«Quand j’étais un garçon en Ouganda», nous a dit Bhante Buddharakkhita au début de notre pèlerinage Marcher sur les traces du Bouddha en mars 2026, «j’étais tellement frustré de ne pas pouvoir faire tomber de l’arbre une mangue délicieuse, peu importe les façons dont je la frappais avec un bâton.»
« Mon frère semblait toujours réussir », ajoutait-il avec son rire caractéristique, « mais moi ? Jamais ! »
Puis son frère lui a expliqué le problème : il ne visait pas assez haut. Il devait frapper la branche au-dessus du fruit. Bhante a appris et récolté les fruits de son travail, littéralement et métaphoriquement. Il a commencé à atteindre plus haut, une leçon qu’il porte encore aujourd’hui dans sa vie et dans son enseignement.
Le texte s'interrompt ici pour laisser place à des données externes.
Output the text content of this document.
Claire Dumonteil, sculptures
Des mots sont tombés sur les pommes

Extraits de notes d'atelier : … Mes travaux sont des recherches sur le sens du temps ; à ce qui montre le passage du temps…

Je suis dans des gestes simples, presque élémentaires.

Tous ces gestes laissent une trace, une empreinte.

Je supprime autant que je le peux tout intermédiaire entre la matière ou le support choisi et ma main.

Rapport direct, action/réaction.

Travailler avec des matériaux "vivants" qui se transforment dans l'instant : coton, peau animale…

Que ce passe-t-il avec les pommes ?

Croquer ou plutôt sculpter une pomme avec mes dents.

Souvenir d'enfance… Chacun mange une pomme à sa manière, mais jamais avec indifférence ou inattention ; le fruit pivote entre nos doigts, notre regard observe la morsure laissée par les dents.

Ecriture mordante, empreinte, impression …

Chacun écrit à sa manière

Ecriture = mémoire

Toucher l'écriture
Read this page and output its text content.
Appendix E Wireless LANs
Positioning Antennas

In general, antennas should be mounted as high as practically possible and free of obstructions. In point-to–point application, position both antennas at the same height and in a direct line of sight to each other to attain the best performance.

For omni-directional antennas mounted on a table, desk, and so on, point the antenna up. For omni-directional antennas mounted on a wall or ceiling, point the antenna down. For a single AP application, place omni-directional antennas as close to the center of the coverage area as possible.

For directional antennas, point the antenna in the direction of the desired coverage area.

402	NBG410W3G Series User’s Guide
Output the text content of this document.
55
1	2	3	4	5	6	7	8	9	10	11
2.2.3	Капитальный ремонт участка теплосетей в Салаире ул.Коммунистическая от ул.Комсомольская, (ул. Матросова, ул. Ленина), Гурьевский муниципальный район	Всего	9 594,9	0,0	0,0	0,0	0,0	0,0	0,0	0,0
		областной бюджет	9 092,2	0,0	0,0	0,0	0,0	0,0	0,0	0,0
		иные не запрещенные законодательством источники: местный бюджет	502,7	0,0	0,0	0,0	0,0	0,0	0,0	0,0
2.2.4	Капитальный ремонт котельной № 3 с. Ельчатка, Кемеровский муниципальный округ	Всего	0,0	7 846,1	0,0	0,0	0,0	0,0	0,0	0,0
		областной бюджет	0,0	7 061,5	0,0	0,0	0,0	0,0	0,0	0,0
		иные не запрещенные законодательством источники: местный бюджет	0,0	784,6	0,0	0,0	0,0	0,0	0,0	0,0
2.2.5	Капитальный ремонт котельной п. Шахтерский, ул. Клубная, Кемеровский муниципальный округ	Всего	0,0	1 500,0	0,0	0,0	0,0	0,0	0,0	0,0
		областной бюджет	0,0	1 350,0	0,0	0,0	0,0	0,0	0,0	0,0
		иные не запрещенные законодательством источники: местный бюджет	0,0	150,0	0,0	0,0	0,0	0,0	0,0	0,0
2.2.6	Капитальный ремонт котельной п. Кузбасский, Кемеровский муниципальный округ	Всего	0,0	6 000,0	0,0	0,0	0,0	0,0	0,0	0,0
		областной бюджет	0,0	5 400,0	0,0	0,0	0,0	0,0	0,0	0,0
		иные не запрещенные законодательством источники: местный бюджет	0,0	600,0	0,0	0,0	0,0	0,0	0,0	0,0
Au cours de notre temps ensemble, Bhante Buddharakkhita a souvent parlé du monastère bouddhiste qu’il a fondé en Ouganda, un centre qui aujourd’hui non seulement forme des moines mais éduque également les enfants jusqu’au lycée et aide la communauté locale en fournissant des ressources médicales, un accès à l’eau potable et une expertise sur la façon de construire davantage de forages ou de puits, tout en enseignant la méditation. Le pragmatisme va de pair avec une foi bouddhiste forte comme fondement du Centre bouddhiste ougandais (UBC). Dans un pays où le prosélytisme est la règle, Bhante ne recherche pas d’adeptes. Il propose simplement les enseignements du Bouddha tout en accueillant et honorant les traditions locales. (Le bouddhisme qu’il enseigne en Ouganda, dit-il, a toujours « une saveur africaine ». De quelle saveur s’agit-il ? lui a-t-on demandé. Il a répondu : « Chocolat ».) Et le nombre de personnes qui viennent au centre bouddhiste continue de croître.
« Quand j’ai fondé le monastère », raconte Bhante, « c’était un monastère sous une tente. Et j’étais le seul membre. » Bhante rit au souvenir. Il n’a jamais douté de son objectif et n’a jamais eu l’idée qu’il ne réussirait pas. Il poursuit : « Puis un deuxième membre a rejoint : ma mère ! » La mère de Bhante, devenue depuis religieuse bouddhiste et vivant toujours à l’UBC, l’avait en effet lancé dans son voyage vers la méditation et le moine. Depuis qu’il était jeune, elle lui disait : « Si tu n’as rien à dire, tais-toi. » Et c’est ce qu’il a fait.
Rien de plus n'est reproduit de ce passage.